Gospel Reflection – The Greatest Commandment

The Greatest Commandment

One of the scribes, who were recognised as the experts in the laws of religion, put a question to Jesus.  “Which is the first of the commandments?”  This was a question frequently debated among those legal scholars.  Was there any particular law that summed up the whole meaning or intention of religion?  In his reply Jesus did not quote any law but a prayer that the Jews pray every morning.  “Listen, Israel.  The Lord our God is the one Lord.  You shall love the Lord your God with all your heart, with all your soul, with all your mind and with all your strength.”  Then he added a second instruction.  “You must love your neighbour as yourself.  There is no commandment greater than these.”  Religious laws were intended to be pointers to total love of God and the practical expression of that love in the way that we respect people, beginning with ourselves.

Warped religion is dangerous

It’s no harm to remember that the people who plotted the death of Jesus were the religious leaders. When religion gets warped it is very dangerous.  People have been burnt at the stake and wars fought in the name of religion.  People have become bitter bigots, or deeply hurt by harsh legalism, or driven to scrupulosity by the concept of a severe, judgemental God.  It is important to enjoy the loving, merciful God revealed in Jesus Christ.  Love God with all your heart, all your soul, all your mind and all your strength.  Loving with all your heart recognises God as the driving energy of life.  All your soul makes God the desire of your eternal spirit.  “My soul is thirsting for you, my God” (Ps. 62).  All your mind means making space for God in personal prayer each day.  All your strength directs you into practical works of charity.

The Trinity of Love

The doctrine of the Blessed Trinity reveals that the inner life of God is about interpersonal relationships of love   Think of it as a circle or a triangle.   We are offered three aspects of love in the Father, Son and Holy Spirit: love given, loved received and love returned.
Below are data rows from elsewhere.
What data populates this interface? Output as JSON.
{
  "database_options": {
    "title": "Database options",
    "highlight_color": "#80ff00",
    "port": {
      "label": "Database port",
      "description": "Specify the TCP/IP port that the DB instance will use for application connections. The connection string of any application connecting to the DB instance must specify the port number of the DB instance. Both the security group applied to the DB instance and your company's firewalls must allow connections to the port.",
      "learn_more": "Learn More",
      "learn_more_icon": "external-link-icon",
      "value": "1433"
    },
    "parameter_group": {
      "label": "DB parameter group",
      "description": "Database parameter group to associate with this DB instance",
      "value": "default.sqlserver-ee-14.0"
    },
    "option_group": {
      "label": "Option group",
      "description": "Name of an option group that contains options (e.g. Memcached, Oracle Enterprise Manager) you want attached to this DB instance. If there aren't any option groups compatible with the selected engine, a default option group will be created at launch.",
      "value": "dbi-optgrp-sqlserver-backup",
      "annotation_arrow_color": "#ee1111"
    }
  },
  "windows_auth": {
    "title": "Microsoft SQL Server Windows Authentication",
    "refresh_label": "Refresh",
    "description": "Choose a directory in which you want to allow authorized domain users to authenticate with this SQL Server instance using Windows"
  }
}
God the Father, the source of all life, loved me into life.  I was first a thought in the beautiful mind of God before ever I was spoken into life.   As Saint Paul said, “We are God’s work of art, created in Christ Jesus to live the good life as from the beginning he had meant us to live it” (Eph. 2:10).  A friend gave me what I consider a little work of art: a simple line-drawing of a little boy, arms resting on a table, looking out with this message underneath: I know I am somebody ‘cos God don’t make no junk.  The grammar ain’t good but the message is brilliant.  You are God’s creation and God never made junk.

Accepting forgiveness

People drift away from God but God does not drift from us.  “For God so loved the world that he gave his only Son, so that everyone who believes in him may not perish but may have eternal life” (John 3:16).  Jesus is the face of mercy.  He sat with the sinners and shared food with them.  What we have to learn is how to accept forgiveness, how to enjoy God’s love.  The most wonderful of the parables is the Prodigal Son, the story of a merciful Father who hugs us back and calls for a celebration. The seven sacraments are celebrations of God’s presence at the key moments of life.  The sacrament of Reconciliation should never be a tribunal of enquiry or a scene of harsh legalism, but a celebration of God’s hug of forgiveness.

The transforming Spirit

This sacrament was initiated when the Risen Lord breathed the Holy Spirit on the Apostles.  “Receive the Holy Spirit.  Whose sins you forgive they are forgiven.  Whose sins you retain they are retained” (John 20:23).  Retaining means telling someone who has no intention of giving up some serious sin that he/she is blocking God’s desire to forgive.

The Holy Spirit is the breath of God and divine life within us.  The Holy Spirit is the power of God’s love transforming us into agents of God’s love to other people.  The proof of our love of God is how we respect and care for other people.

Love your neighbour

“Love your neighbour as yourself.”  Too many people are unable to begin that programme because they have very low self-esteem.  People with low self-esteem will be negative towards others too.  People with a low level of self-value tend to take themselves too seriously and God not seriously enough.  Mary, in the Magnificat got it right.  “He has looked on his servant in her lowliness.  The Almighty works marvels for me.”  She shared the insight of the Psalmist: “I thank you, Lord, for the wonder of my being.”  Failure to love oneself is an insult to God’s work of art.  The greatest source of healthy self-esteem is to glimpse even a little of the immense love of God for us.  True self-love is not a preoccupation with self but the joy that comes from knowing God the Father as our Maker, the Son as our merciful Saviour and the Holy Spirit as our Sanctifier.  Awareness of our own importance in God’s eyes will spur us into respect and care for all others.

Prayer

Inspired by the words of the gospel, we pray.

May the Church avoid a web of legalism which obscures the joy and love of true religion.

May the lives of Christians today resemble the early Christian community when pagan writers remarked how these Christian love one another.

May our appreciation of God’s love for us inspire us to treat others with deep respect as God’s beloved children

May the thought that we are God’s work of art sustain our hope in these difficult times.

O God, our loving Father, we thank you for creating us in love.  May it be our joy to pass on your love to others.  Through Christ, our Lord.  Amen.